A classic triumph of anti-style over substance, the pre-Millennial Marilyn Manson was a satisfyingly threatening antidote to an era best known for its political indifference and pestiferous boy bands. Seminal albums such as Antichrist Superstar and Mechanical Animals will always remain among the brightest post-grunge beacons of the late 1990s.
But these high points were succeeded by a number of underwhelming releases, and the do-gooder jury that reluctantly took a sallow-skinned anti-hero to its heart is now baying for some overdue blood. With The High End Of Low, Manson isn’t quite as fretful as he was during his previous outing, Eat Me Drink Me, but he’s not exactly in full goose-stepping mode either.
Manson’s obvious shtick has always been his shock value. But he has a problem; by virtue of being shocking then, he is simply not that shocking now. Manson was, for a period, this generation’s Gothic anti-Christ. A victim of his own success, Manson’s cadaverous charms are no longer as startling as they once were. Kids used to buy a Marilyn Manson record to rebel against their parents. Now, most parents breathe a sigh of relief if their offspring reach adulthood without a reliance on opiates, firearms or Calpol prescriptions. Whatever Manson is, he’s certainly more dilute than he’s ever been.

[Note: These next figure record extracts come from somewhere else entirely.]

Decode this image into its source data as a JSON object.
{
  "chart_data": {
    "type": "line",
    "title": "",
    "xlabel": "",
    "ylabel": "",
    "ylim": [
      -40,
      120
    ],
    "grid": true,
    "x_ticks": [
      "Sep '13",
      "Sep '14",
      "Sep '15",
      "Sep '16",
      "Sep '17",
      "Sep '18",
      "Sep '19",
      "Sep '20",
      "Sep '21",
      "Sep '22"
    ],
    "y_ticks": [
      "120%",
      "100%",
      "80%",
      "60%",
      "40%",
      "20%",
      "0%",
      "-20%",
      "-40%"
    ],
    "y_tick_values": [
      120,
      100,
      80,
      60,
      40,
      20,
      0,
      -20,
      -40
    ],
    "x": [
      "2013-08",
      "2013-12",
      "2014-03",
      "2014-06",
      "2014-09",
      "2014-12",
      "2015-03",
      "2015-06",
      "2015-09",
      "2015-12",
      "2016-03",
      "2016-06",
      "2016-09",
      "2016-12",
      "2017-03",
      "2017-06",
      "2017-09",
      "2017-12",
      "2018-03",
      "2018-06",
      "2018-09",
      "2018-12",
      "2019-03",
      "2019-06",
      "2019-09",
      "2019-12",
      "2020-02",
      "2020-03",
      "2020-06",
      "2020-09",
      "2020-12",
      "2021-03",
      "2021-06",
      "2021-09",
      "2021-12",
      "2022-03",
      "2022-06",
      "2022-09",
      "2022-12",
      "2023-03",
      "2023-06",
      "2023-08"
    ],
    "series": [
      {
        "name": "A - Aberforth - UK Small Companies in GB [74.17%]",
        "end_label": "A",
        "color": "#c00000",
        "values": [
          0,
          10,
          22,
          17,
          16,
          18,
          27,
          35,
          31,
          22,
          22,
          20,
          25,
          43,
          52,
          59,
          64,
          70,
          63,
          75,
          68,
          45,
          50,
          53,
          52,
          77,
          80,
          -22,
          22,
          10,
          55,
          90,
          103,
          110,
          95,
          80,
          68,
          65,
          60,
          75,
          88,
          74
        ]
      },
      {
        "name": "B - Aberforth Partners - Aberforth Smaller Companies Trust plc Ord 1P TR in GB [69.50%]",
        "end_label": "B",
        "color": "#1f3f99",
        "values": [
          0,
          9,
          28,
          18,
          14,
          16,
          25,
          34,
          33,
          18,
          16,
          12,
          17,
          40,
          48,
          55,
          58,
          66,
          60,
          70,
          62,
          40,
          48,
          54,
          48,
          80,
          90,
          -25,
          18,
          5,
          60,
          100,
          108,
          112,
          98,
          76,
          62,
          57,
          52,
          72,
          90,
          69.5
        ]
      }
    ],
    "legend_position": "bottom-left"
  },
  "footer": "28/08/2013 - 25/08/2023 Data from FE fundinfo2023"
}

His stultifying image problem has coincided with drawn-out respites, another drawn-out respite disguised as a greatest hits compilation and a couple of below-par albums. This album sees Manson revisit past glories by reincorporating the Nine Inch Nails-esque industrial beats and textures he became synonymous with. Lyrically, the album is a curious mix of introspection, protestation and romantic reflection. Opening track Devour sees Manson desperately cry out: “And I’ll love you / if you let me!”
The mood hasn’t lifted much by the time we reache Four Rusted Horses, where Manson’s self-pity gets the better of him: “Everyone will come to my funereal / to make sure that I stay dead.” More conventional Manson tracks like Arma-Goddamn-Mutherfuckin-Geddon, Pretty As A Swastika and We’re From America do lift the album out of its near-constant gloom, but they don’t elicit the kind of reaction that Manson’s classic singles once did.
To make matters worse, the album’s lumpy midsection leaves you trawling through a number of indistinguishable and often overlong filler tracks. The return of Twiggy Ramirez has given things greater musical depth, but its classic-rock pretensions never quite meld with Manson’s irritating, throaty croon.
The High End Of Low is an attempt to resuscitate the Marilyn Manson brand. Despite his best efforts, Manson must be aware that no matter what he tries to do, he can’t be anything other than a slightly tired, cartoonish parody of what he once was. While this isn’t a bad album – and Manson diehards are likely to enjoy it quite a bit – there’s the sense that it may be an unwanted one.
If there was a way to separate Brian Warner from the menacing masquerade of Manson, history would probably look more kindly at this phase of his musical career. Combining the allure of the mad magician, the mirth of the crazy clown and the suspense of the ghost train, Marilyn Manson has and always will be an all-in-one circus act for Generation X. Perhaps the time is right for this circus to move on.